What is the importance of the economic data?

• The Australian Bureau of Statistics (ABS) provides detailed labour market figures one week after releasing ‘top level’ statistics of employment & unemployment levels across states and territories. The detailed data is useful in identifying broader underlying trends and instructive about the health of the economy.

• The ANZ/Roy Morgan weekly survey of consumer confidence closely tracks the monthly Westpac/Melbourne Institute consumer sentiment index but the former measure is a timelier assessment of consumer attitudes and is now closely tracked by the Reserve Bank.

What are the implications for interest rates and investors?

• Rate cuts can only do so much in stimulating the economy and getting the jobless rate down.
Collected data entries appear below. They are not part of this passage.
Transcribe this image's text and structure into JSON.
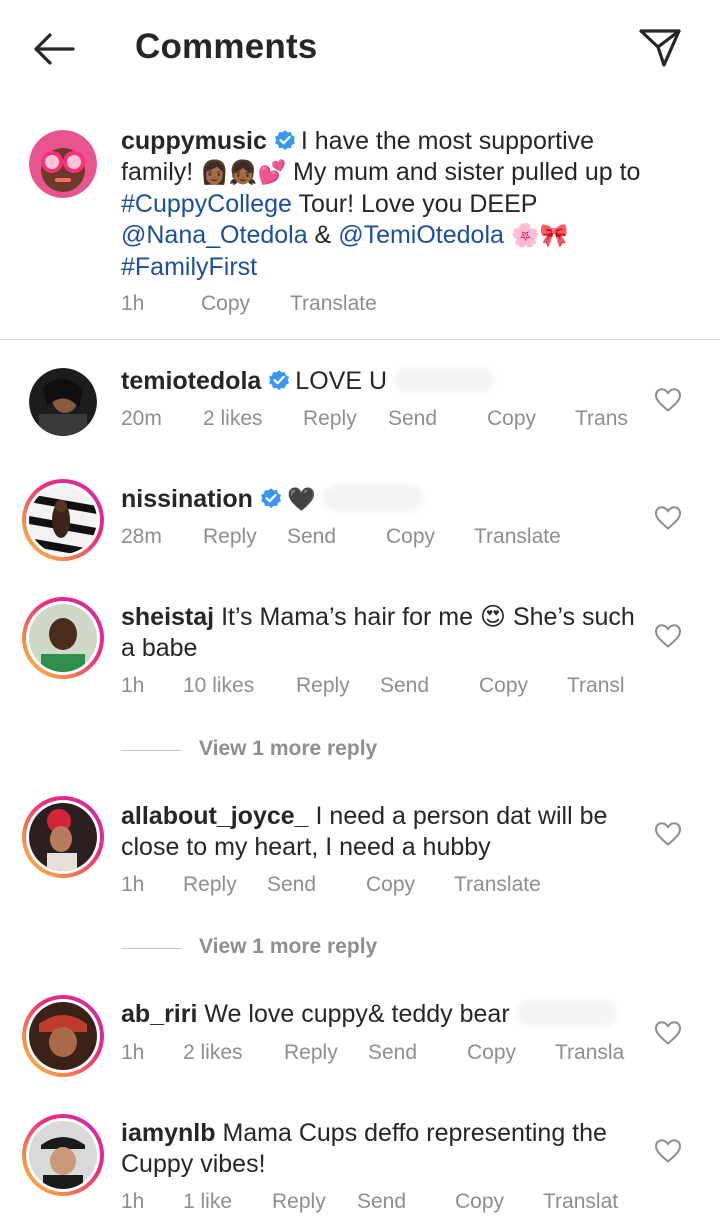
{
  "header": {
    "title": "Comments"
  },
  "caption": {
    "username": "cuppymusic",
    "text_1": "I have the most supportive family! ",
    "emoji_1": "👩🏾‍👧🏾💕",
    "text_2": " My mum and sister pulled up to ",
    "hashtag_1": "#CuppyCollege",
    "text_3": " Tour! Love you DEEP ",
    "mention_1": "@Nana_Otedola",
    "text_4": " & ",
    "mention_2": "@TemiOtedola",
    "emoji_2": " 🌸🎀",
    "hashtag_2": "#FamilyFirst",
    "time": "1h",
    "copy": "Copy",
    "translate": "Translate"
  },
  "comments": [
    {
      "username": "temiotedola",
      "verified": true,
      "text": "LOVE U",
      "time": "20m",
      "likes": "2 likes",
      "reply": "Reply",
      "send": "Send",
      "copy": "Copy",
      "translate": "Trans"
    },
    {
      "username": "nissination",
      "verified": true,
      "text": "🖤",
      "time": "28m",
      "likes": "",
      "reply": "Reply",
      "send": "Send",
      "copy": "Copy",
      "translate": "Translate"
    },
    {
      "username": "sheistaj",
      "verified": false,
      "text": "It’s Mama’s hair for me 😍 She’s such a babe",
      "time": "1h",
      "likes": "10 likes",
      "reply": "Reply",
      "send": "Send",
      "copy": "Copy",
      "translate": "Transl",
      "view_more": "View 1 more reply"
    },
    {
      "username": "allabout_joyce_",
      "verified": false,
      "text": "I need a person dat will be close to my heart, I need a hubby",
      "time": "1h",
      "likes": "",
      "reply": "Reply",
      "send": "Send",
      "copy": "Copy",
      "translate": "Translate",
      "view_more": "View 1 more reply"
    },
    {
      "username": "ab_riri",
      "verified": false,
      "text": "We love cuppy& teddy bear",
      "time": "1h",
      "likes": "2 likes",
      "reply": "Reply",
      "send": "Send",
      "copy": "Copy",
      "translate": "Transla"
    },
    {
      "username": "iamynlb",
      "verified": false,
      "text": "Mama Cups deffo representing the Cuppy vibes!",
      "time": "1h",
      "likes": "1 like",
      "reply": "Reply",
      "send": "Send",
      "copy": "Copy",
      "translate": "Translat"
    }
  ],
  "colors": {
    "link": "#1a4f9c",
    "verified": "#3897f0",
    "meta": "#8e8e8e",
    "text": "#262626"
  }
}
Arguably one or two rate cuts may only have a modest effect in lifting economic growth given that rates are already historically low.

• State and Federal Governments must continue to focus on infrastructure spending and population policies to lift economic momentum more broadly across the country. Fortunately with state and federal budgets generally in good shape, fiscal policy can be directed to job creation rather than fiscal consolidation.

• Increased spending on infrastructure is positive for a raft of industry sectors such as developers, retailers and building material suppliers.

• Aussie consumers are content for now. Unemployment, interest rates and inflation all remain low. Political uncertainty has been removed following the Federal election. Tax cuts are coming. A new train line has opened in the Hills District of Sydney. The housing market is showing tentative signs of stabilisation. The Aussie sharemarket (S&P/ASX200 index) is a global outperformer, lifting by almost 2.6 per cent so far in May. But next week’s March quarter economic growth data may underwhelm.

• CommSec expects a rate cut to be delivered in June while another could occur in August. Low inflation, modest wage growth and an uncertain consumer backdrop means an extended period of record low interest rates.